The chapters on her early life first appeared in Standpoint, of which she was senior editor. A moving passage describes her return many years later to Jerusalem, where she tries to find her family home above the fashion shop they had once owned — in vain, until she enters the "Dickensian cave" of Ludwig Mayer's Bookshop, where the elderly bookseller (another Berliner) helps her find it.
Miriam Gross recalls a teenage argument with her father, who insisted that "however horrified and remorseful people felt about the Holocaust, however much they claimed that such a thing could never happen again, prejudice against the Jews would reappear in about 50 years' time. I poured scorn on this view, reproving my father for being defeatist and out of touch. Now I know better." She concludes: "There is plenty of anti-Jewish feeling in England too; but I firmly believe that it is a country where racism of any kind will never be allowed to flourish." The key, she says, is decency — the same quality that Andrew Gimson thinks is dying out (Critique).

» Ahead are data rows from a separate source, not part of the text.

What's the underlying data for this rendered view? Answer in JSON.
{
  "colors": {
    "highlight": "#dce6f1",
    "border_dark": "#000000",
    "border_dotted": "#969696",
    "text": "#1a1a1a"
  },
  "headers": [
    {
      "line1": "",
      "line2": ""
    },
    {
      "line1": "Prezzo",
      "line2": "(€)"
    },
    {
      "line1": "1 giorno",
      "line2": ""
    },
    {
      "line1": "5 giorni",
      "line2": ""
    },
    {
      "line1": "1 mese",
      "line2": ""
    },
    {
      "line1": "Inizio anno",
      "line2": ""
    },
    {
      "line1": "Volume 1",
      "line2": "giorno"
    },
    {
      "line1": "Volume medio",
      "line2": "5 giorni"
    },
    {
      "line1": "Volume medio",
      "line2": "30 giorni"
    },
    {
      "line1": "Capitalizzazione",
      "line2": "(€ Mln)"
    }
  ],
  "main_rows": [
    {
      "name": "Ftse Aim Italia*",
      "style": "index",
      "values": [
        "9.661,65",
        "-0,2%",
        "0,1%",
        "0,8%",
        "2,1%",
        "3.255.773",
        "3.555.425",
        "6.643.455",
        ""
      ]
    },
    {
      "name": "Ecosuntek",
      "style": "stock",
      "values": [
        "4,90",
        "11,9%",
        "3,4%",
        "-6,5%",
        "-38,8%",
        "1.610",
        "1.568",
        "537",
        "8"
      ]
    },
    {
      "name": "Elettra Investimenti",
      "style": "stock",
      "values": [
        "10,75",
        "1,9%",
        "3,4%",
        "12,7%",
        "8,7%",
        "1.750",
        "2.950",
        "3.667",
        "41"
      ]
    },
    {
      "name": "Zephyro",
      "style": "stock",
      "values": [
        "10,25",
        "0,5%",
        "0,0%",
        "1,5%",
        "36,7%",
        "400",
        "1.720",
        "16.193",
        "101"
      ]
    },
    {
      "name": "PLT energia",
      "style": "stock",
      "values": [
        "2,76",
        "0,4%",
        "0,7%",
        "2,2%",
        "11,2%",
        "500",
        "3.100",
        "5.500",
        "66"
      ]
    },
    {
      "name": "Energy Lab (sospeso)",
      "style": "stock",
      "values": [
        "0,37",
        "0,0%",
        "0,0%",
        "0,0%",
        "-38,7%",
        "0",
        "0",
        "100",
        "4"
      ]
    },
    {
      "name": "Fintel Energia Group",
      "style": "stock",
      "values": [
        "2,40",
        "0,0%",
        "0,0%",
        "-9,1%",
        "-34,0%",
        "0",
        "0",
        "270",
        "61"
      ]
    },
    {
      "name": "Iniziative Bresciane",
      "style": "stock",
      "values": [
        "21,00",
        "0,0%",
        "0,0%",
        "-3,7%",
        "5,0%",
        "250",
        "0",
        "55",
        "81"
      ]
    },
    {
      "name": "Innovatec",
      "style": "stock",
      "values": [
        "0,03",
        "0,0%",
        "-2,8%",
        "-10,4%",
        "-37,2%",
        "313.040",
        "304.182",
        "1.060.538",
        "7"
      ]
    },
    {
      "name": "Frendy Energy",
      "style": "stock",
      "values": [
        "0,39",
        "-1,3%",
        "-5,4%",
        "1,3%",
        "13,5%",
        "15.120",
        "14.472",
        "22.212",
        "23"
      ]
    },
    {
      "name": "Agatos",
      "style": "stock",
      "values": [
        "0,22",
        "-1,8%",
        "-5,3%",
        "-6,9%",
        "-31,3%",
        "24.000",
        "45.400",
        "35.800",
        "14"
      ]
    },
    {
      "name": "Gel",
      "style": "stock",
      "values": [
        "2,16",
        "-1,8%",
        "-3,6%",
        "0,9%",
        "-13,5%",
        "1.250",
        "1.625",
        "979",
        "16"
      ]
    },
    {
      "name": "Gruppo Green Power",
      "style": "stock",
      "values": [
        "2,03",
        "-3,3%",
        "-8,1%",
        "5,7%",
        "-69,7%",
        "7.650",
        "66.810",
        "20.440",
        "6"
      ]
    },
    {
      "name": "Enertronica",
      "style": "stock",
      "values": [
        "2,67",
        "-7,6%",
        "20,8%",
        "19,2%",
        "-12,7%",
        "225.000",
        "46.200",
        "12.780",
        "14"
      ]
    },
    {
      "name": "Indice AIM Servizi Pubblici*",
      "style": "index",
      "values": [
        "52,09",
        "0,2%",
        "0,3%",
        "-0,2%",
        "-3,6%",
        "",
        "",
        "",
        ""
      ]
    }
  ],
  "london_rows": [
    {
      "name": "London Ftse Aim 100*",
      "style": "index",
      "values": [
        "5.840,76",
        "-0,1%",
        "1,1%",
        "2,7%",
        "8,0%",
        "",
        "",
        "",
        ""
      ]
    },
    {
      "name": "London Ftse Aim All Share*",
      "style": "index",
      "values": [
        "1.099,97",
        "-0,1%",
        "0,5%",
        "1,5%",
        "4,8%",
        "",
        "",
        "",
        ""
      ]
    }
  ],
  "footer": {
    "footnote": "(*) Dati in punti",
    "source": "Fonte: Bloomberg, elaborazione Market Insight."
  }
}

Let us hope Miriam Gross is right. In his memoir of Treblinka, the Yiddish writer Chil Rajchman recalls a particularly sadistic Nazi proposing a toast in the midst of his bestial work: "We drink to the imminent arrival of the Jews of England!" But for the grace of God, Britain too might indeed have succumbed. If we are to prevent the descent of Europe once again into the abyss of anti-Semitism, we cannot pass over such atrocities as the recent massacres of Jews in Toulouse and Bulgaria in silence. The time to speak out is now.